There he is, around nine o’clock this Thursday, in front of a gathering of a thousand supporters, accompanied by the independence activist Josep Rull. In a short speech, read from a piece of paper that he holds a little too firmly to appear calm, he declares – video from the newspaper The Country in support: “I don’t know how long it will be before we can see each other again, my friends, but no matter what happens, when we do meet again, I hope we can shout loudly together again […] : Long live free Catalonia!”
After these few words, he disappears back into the wilderness, still the target of an arrest warrant issued in 2019 by Pablo Llarena, a judge at the Supreme Court. He is the only actor in the independence crisis who did not benefit from the amnesty granted by the government of Pedro Sanchez. Mossos of the Squarathe Catalan police, have nevertheless put in place the procedure Jaula – a Spanish word meaning “cage” – to control the entrances and exits of the perimeter in which the independence leader was seen. But the locals were betrayed by one of their own. At midday, regional law enforcement announced the arrest of a police officerwhose car allowed Puigdemont to change his tune.

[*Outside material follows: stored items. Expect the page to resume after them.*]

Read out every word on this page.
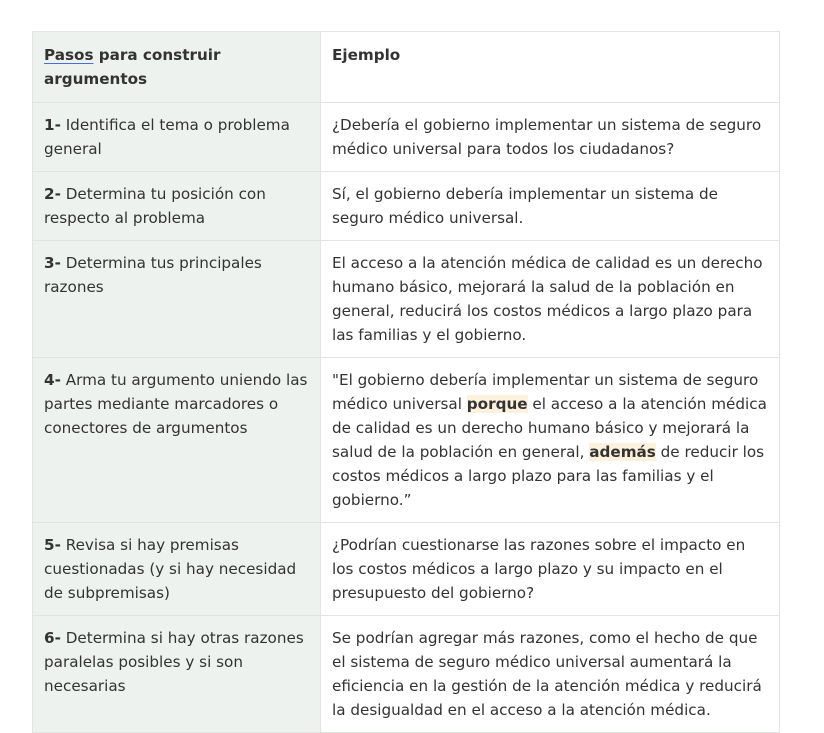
Pasos para construir argumentos	Ejemplo
1- Identifica el tema o problema general	¿Debería el gobierno implementar un sistema de seguro médico universal para todos los ciudadanos?
2- Determina tu posición con respecto al problema	Sí, el gobierno debería implementar un sistema de seguro médico universal.
3- Determina tus principales razones	El acceso a la atención médica de calidad es un derecho humano básico, mejorará la salud de la población en general, reducirá los costos médicos a largo plazo para las familias y el gobierno.
4- Arma tu argumento uniendo las partes mediante marcadores o conectores de argumentos	"El gobierno debería implementar un sistema de seguro médico universal porque el acceso a la atención médica de calidad es un derecho humano básico y mejorará la salud de la población en general, además de reducir los costos médicos a largo plazo para las familias y el gobierno.”
5- Revisa si hay premisas cuestionadas (y si hay necesidad de subpremisas)	¿Podrían cuestionarse las razones sobre el impacto en los costos médicos a largo plazo y su impacto en el presupuesto del gobierno?
6- Determina si hay otras razones paralelas posibles y si son necesarias	Se podrían agregar más razones, como el hecho de que el sistema de seguro médico universal aumentará la eficiencia en la gestión de la atención médica y reducirá la desigualdad en el acceso a la atención médica.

The stakes of such a return
In addition to taunting the federal authorities, Carles Puigdemont is also playing his political life with his incongruous return. The Country recalls that “the opinion of the Catalans has evolved: the surveys of the Center for Opinion Studies show a gradual decline in pro-independence sentiment since October 2017.” Cristina Rubio sees Puigdemont’s return as an attempt to imitate that of Josep Tarradellas in 1977. Forced into exile by Francoism, the Catalan leader distinguished himself with this famous phrase: “ja sóc aquí”, which means “I am here”.
There was, of course, a political dimension to Carles Puigdemont’s speech. His speech was held at the Arc de Triomf in Barcelona, a few steps from the regional parliament where the new president of the GeneralitatSalvador Illa, of the Party of Socialists of Catalonia – elected in May 2024 -, is the first non-nationalist leader of the autonomous community since 2010.
He owes his rise to power to negotiations with the Republican Left Party of Catalonia, which, in exchange for the region’s fiscal sovereignty, agreed to leave the alliance it formed with the independentists, including Carles Puigdemont’s party, Together for Catalonia – Junts per Catalunya in Catalan. This shows a certain loss of influence on the part of the pro-independence leader. The brand new president nevertheless assured the podium that he would work so that the amnesty law applies to “all Catalan citizens”.